Mas, o que fazer para evoluir nesse contexto? Estudo, humildade e mudança de hábitos são imprescindíveis. Assim como nos preparamos para sair de casa para trabalhar ou para ir a uma festa, é necessário nos prepararmos para adentrar a faixa sutil na qual a alma curtirá sua emancipação. E muita atenção ao longo do dia, pois o modo como vivenciamos as horas são determinantes para a qualidade do sono à noite. A boa notícia é que podemos elevar em diversos graus a nossa faixa vibracional.
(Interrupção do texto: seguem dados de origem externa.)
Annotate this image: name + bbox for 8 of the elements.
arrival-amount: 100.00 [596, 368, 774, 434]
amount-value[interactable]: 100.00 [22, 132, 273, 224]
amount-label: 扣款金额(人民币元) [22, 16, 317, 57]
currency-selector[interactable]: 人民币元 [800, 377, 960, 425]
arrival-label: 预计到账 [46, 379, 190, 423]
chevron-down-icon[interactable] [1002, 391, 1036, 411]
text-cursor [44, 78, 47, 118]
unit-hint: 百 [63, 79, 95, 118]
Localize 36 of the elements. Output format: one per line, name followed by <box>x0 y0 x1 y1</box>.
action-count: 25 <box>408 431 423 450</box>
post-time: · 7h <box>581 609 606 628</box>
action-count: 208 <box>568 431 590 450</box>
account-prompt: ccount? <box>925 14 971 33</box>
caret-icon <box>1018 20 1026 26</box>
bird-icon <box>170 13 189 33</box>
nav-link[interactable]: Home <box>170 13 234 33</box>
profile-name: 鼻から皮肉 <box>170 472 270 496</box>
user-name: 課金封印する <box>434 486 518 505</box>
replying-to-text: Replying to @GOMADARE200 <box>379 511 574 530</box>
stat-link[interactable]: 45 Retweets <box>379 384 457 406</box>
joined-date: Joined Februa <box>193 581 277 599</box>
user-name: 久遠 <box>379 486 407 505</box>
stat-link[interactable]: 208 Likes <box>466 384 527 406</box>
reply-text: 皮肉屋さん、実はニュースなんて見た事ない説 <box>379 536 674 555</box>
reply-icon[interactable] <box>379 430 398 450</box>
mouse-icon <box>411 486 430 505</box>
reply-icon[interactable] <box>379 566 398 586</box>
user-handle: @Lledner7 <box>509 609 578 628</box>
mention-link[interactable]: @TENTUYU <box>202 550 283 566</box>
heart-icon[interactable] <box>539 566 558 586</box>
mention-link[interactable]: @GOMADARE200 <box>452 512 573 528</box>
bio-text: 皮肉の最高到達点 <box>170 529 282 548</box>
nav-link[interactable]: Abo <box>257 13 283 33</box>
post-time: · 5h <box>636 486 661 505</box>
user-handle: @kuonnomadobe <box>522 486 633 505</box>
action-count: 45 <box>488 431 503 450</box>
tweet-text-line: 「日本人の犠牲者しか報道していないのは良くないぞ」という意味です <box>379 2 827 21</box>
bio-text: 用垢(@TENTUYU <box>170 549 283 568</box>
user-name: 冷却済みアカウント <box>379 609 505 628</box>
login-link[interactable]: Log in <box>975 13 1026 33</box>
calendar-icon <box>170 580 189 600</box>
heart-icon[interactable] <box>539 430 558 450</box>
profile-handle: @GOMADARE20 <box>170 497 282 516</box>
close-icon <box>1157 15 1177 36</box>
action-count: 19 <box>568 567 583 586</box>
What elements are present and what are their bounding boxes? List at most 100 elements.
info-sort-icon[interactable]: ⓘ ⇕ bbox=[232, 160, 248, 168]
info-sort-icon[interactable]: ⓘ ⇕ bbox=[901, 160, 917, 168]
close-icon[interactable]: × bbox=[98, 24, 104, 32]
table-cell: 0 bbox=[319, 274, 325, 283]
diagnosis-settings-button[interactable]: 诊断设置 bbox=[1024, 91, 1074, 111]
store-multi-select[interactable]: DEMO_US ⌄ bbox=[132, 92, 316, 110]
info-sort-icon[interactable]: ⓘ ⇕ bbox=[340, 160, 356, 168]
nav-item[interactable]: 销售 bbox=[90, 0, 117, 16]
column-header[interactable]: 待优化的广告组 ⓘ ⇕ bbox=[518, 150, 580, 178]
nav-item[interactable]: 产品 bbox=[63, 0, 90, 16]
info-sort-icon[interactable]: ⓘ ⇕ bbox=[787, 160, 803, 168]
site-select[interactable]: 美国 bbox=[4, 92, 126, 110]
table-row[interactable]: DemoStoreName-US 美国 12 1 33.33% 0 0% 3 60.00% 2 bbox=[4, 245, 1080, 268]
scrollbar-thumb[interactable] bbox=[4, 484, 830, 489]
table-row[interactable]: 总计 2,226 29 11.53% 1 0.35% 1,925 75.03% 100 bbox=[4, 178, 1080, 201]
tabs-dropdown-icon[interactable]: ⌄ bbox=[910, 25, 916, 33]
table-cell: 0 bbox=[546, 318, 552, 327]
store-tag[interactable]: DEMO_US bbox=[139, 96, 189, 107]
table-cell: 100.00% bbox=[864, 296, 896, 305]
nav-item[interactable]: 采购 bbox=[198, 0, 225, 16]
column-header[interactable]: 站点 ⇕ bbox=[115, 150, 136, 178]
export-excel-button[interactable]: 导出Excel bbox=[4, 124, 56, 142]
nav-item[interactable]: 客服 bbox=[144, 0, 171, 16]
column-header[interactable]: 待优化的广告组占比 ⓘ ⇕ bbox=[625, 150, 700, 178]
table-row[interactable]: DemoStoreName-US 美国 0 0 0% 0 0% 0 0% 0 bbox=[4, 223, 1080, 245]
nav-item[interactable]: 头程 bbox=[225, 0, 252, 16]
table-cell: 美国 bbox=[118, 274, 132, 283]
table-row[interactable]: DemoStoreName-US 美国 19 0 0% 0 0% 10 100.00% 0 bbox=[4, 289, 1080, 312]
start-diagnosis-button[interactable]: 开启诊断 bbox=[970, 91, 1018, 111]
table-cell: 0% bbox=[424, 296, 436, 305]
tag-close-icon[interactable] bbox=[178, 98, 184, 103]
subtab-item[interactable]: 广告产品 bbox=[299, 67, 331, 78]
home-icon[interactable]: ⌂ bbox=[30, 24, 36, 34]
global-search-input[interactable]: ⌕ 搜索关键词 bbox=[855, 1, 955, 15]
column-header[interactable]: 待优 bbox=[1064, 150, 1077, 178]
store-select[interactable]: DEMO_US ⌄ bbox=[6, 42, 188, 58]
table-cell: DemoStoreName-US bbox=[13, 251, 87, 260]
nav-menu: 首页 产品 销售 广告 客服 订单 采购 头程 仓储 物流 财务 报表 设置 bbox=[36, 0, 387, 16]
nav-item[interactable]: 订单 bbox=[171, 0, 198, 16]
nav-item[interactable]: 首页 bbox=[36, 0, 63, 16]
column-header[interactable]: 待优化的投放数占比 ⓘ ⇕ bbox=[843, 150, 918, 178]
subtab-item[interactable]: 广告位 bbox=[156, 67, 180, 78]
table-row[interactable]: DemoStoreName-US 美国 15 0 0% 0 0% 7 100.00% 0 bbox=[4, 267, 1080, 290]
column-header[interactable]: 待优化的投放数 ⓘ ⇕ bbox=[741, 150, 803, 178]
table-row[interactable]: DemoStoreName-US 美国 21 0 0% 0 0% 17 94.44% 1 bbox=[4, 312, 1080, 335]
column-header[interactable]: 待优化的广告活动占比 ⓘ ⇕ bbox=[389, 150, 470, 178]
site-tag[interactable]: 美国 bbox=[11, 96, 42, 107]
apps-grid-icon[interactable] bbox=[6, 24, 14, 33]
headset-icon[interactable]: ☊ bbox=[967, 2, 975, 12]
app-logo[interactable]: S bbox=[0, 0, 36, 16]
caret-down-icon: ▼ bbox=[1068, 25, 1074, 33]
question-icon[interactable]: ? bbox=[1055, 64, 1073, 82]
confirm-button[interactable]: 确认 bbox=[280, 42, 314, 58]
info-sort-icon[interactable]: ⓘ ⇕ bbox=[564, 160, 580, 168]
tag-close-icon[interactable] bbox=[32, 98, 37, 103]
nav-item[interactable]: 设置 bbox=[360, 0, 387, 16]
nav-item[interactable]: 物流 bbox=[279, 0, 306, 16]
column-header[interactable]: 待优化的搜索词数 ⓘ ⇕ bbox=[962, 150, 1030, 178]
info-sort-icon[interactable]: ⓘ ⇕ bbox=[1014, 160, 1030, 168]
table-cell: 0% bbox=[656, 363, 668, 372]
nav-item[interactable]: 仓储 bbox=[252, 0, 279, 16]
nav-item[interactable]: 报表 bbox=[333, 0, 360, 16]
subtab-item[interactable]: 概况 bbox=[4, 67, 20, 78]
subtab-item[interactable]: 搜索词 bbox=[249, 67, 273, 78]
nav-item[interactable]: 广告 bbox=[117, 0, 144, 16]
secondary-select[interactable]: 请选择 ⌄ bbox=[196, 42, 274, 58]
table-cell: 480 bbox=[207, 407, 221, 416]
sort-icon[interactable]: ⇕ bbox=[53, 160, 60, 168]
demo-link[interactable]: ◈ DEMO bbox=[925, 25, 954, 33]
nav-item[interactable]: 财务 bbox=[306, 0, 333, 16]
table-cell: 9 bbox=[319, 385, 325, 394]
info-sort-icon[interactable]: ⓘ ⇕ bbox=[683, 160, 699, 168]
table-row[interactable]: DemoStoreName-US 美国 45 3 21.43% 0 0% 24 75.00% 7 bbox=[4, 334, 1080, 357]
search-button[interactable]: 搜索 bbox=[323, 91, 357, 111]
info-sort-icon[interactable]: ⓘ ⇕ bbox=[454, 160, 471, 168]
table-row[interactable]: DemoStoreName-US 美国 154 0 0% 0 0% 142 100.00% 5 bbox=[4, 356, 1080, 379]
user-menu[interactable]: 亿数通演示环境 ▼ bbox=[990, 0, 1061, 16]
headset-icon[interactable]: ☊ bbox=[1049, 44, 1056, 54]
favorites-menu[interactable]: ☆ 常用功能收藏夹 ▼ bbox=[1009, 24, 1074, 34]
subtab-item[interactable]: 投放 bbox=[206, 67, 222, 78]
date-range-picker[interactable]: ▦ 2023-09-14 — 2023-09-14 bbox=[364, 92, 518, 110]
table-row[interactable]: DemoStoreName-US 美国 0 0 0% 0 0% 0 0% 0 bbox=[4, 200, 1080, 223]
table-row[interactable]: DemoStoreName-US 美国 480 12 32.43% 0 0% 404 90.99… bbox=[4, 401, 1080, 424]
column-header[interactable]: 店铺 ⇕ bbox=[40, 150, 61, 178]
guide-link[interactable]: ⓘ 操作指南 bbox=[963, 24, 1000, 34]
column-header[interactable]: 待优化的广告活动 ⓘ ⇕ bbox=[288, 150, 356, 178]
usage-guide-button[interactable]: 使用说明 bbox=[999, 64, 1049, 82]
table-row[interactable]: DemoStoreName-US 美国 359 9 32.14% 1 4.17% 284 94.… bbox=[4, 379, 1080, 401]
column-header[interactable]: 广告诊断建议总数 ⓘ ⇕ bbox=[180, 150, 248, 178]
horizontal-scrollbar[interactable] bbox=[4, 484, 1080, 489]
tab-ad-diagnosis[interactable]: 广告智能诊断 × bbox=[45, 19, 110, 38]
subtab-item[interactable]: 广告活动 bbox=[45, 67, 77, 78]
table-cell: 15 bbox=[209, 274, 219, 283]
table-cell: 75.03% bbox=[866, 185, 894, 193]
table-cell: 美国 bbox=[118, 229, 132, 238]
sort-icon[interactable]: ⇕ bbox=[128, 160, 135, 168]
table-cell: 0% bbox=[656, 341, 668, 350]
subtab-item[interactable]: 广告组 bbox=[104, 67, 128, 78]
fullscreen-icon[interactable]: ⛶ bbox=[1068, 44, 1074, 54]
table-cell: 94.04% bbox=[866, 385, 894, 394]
Mantenha conversações elevadas ao longo do dia, providencie alimentação mais leve antes de adormecer, pratique atividade física moderada, beba água, selecione vídeos, programas de TV e boa leitura antes de emancipar-se e não subestime a força da oração. Lembre-se: O sono é uma necessidade de repouso do corpo e a emancipação da alma uma oportunidade para o espírito. E por falar nisso, aonde você vai esta noite?

Vinícius Moura Referências

[1] O Livro dos Espíritos. Parte Segunda – “Do mundo espírita ou mundo dos Espíritos” – Capítulo VIII – “Da emancipação da alma”. [2] Evangelho de Mateus (2:13).